The US election of 2012 was remarkable for its lack of surprises. Obama won basically the same states he won in 2008. His victory was based on overwhelming majorities among minorities and strong leads among women and the young, especially in urban areas in key swing states (Cleveland, Ohio; Philadelphia, PA; suburban DC/northern Virginia). The country remained Blue in the northeast, midwest, and far west; Red in the plains, the south, and the Rockies. Only Colorado and New Mexico interrupted an unbroken chain of Republican states stretching from Idaho to Georgia; meanwhile the Pacific coast from the Canadian to the Mexican border was democratic, as was the midwest/Great Lakes/northeast, from Minnesota to Maine.
The Democrats strengthened their hold on the Senate, winning 54 seats, but the House remained strongly Republican, with the latter holding an edge of 40 seats, 233 to 193.
Gay marriage was approved in Maryland and Maine, and voters willingly approved a major tax hike in California to save its schools and universities.
The real question now is whether such a sharply, even bitterly divided nation can hold together and function as a great power. Obama is winning a clear popular majority, with 2.5 million more votes than Romney at latest counting. But that still leaves 48% of Americans voting against his re-election.
One hopeful sign — House speaker John Boehner has said he will consider a budget deal to avoid the fiscal cliff even if it raises federal revenue as long as extensive tax reform is part of the deal.

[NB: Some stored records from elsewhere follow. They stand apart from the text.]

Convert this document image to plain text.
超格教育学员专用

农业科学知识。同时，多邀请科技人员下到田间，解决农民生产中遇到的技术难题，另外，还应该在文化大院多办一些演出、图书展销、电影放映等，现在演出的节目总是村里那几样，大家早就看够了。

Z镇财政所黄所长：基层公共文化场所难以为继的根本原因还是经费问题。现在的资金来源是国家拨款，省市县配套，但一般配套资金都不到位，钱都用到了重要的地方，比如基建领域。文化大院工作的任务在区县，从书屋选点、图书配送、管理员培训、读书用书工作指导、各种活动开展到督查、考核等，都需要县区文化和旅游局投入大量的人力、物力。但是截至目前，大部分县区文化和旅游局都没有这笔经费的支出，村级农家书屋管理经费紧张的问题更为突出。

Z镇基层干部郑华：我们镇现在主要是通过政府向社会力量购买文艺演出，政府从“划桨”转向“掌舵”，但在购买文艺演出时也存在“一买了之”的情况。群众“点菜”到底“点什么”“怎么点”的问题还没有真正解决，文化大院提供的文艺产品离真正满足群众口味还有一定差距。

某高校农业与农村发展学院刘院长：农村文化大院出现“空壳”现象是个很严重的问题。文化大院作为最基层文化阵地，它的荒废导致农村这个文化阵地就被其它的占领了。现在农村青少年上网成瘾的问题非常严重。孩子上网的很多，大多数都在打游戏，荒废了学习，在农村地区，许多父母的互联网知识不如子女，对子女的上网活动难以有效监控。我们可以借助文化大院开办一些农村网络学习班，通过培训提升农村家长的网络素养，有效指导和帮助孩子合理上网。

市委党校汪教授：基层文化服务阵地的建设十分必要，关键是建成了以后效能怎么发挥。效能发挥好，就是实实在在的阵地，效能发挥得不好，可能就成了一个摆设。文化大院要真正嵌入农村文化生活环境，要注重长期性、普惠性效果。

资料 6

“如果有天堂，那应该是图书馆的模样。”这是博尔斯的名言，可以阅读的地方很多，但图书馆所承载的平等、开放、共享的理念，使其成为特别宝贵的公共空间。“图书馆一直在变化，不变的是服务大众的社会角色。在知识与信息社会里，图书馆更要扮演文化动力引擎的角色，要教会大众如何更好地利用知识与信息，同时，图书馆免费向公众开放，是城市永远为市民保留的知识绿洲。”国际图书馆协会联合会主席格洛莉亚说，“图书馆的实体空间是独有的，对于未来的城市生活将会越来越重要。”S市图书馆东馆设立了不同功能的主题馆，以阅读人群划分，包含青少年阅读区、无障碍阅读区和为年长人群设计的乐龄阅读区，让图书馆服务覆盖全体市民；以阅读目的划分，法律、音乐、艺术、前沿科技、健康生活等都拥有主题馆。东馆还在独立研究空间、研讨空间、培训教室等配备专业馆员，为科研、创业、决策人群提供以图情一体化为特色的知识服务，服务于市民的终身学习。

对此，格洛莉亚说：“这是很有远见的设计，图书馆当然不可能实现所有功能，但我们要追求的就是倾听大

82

That might be an opening to a long-overdue simplification of the tax system that would benefit everyone.
Let us hope that he is sincere. Obama’s second term faces a great deal of work — fixing the budget and tax system, adjusting to stronger emerging markets and a more divided Europe, remedying the flaws in Obama’s health care plan, and laying the foundation for education and infrastructure to support the next generation. None of this will get done unless Republican obstructionism diminishes.